Wednesday, August 31, 2005

Save the Wicket Keepers

All of a sudden there is shortage of good wicket keepers in world cricket. Except for Adam Gilchrist and Tatenda Taibu there are no wicket keepers who are good enough to play international cricket. Fumbling with collections, dropping catches and missing stumpings are the order of the day. It wasn’t so not very long ago, every team, including weaker ones, had outstanding wicket keepers in their side. The man responsible for the present state of affairs is Adam Gilchrist.

Before the arrival of Adam Gilchrist the team expected its wicket keepers to keep wickets only. Gilchrist has changed all that, now wicket keepers are expected to be accomplished batsman as well. If you look at the career averages of wicket keepers of the earlier periods you will notice their batting averages to be in the range of mid twenties to mid thirties. Mid twenties was considered fair enough and mid thirties as outstanding. Not any more, everyone is now looking for a wicket with Adam’s average. Nothing wrong in that, after all look at the difference that Gilchrist’s has made to the performance and fortune of the Australian team. The problem arises in the failure to realise that Gilchrist’s is a special talent, a person with exceptional gift such cricketers cannot be produced or groomed they have to be born.
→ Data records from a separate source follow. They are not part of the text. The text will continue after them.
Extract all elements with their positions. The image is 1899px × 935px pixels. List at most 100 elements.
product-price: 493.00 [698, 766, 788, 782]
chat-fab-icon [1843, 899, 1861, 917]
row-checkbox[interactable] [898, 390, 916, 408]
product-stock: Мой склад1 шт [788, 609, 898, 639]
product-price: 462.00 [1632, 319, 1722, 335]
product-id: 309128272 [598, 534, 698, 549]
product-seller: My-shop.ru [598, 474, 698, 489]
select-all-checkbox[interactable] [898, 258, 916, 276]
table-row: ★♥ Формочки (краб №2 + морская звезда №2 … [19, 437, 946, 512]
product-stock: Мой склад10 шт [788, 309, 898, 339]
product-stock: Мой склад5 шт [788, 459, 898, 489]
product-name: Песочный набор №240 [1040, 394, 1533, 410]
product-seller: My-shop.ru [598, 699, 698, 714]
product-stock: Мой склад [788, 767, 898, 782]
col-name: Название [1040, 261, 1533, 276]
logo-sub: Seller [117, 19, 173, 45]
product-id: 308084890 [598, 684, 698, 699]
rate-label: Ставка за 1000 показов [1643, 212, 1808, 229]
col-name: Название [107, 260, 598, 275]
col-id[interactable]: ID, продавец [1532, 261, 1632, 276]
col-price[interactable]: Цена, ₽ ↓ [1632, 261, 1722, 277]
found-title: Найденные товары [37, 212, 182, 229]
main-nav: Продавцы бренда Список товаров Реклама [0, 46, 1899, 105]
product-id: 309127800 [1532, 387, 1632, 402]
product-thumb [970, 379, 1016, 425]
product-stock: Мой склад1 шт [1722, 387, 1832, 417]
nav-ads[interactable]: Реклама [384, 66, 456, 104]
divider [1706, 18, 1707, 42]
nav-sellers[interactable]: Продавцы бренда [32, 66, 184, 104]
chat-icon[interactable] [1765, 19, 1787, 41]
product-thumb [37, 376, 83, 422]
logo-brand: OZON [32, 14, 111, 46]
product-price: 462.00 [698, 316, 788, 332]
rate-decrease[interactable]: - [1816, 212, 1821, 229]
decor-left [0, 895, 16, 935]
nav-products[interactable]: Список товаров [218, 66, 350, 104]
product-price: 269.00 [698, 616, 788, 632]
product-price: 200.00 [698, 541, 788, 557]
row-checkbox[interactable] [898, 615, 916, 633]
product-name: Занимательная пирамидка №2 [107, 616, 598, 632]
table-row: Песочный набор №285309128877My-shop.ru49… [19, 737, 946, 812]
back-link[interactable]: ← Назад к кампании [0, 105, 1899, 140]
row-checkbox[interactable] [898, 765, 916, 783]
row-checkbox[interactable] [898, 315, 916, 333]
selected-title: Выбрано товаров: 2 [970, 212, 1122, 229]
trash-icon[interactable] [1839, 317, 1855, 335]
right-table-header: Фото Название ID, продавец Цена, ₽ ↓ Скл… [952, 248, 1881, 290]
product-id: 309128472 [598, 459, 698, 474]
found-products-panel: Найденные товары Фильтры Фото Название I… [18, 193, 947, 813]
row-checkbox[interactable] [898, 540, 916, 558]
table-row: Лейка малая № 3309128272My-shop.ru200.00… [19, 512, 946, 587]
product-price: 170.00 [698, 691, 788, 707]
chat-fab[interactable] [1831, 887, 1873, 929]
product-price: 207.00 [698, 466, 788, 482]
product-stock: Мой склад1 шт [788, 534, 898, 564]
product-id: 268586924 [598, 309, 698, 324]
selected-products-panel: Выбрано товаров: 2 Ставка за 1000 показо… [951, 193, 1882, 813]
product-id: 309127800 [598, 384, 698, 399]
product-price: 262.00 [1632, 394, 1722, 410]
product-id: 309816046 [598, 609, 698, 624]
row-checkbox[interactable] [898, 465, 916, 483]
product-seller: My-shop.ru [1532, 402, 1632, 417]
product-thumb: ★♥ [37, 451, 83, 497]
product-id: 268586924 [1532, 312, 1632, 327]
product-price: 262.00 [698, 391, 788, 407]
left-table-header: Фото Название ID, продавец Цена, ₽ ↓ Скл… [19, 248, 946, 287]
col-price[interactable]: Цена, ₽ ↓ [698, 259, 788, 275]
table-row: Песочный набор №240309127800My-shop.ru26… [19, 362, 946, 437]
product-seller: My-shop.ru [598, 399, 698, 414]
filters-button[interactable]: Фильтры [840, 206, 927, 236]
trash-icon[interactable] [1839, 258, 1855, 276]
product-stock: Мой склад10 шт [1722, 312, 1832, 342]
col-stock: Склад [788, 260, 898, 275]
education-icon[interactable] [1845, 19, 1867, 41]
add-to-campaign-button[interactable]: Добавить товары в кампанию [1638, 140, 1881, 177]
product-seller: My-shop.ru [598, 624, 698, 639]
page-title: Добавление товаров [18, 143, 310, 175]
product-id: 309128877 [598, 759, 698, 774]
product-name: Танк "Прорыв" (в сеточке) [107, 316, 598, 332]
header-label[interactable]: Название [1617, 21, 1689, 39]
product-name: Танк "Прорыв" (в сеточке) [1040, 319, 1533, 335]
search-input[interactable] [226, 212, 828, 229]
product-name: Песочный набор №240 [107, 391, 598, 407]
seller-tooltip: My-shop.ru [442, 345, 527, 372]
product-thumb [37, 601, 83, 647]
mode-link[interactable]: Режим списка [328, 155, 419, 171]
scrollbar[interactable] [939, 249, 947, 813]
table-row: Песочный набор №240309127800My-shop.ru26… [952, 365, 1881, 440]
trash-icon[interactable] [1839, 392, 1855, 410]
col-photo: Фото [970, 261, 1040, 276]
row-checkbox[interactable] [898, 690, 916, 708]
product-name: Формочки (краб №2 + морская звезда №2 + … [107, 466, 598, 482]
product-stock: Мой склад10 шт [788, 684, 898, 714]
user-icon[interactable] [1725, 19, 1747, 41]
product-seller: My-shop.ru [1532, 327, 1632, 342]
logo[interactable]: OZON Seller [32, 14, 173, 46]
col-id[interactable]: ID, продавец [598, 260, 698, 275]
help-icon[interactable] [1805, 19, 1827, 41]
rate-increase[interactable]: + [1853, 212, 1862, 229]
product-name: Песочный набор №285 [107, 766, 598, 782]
Both batting and wicket keeping are special skill jobs that need hours and hours of practice and hard work to attain perfection. Just as among allrounders you wouldn’t find some one who can bowl as brilliantly as Anil Kumbhle as well as bat like Sachin Tendulkar, one is either a bowling all rounder or a batting all rounder. So it is among wicket keepers, one can have either a brilliant wicket keeper and a mediocre batsman (as most wicket keepers earlier were) or brilliant batsman and mediocre wicket keeper (cf. Rahul Dravid).

Though wicket keepers are taken into the team on the basis of their wicket keeping but soon enough pressure builds upon the hapless chap to be like Adam Gilchrist. The horrible part is that the pressure comes from all corners, the media, team, selectors and cricket fans as well. As a result the person starts spending more time on improving his batting and neglecting his core competence, in the bargain he remains neither a test class wicket keeper nor a test class batsman. It happened with Deep Dasgupta and Parthiv Patel and is currently happening with Dinesh Karthik, Macuulam and Geriant Jones.

To save the vanishing tribe of wicket keepers we need to bring our expectations down to more realistic level.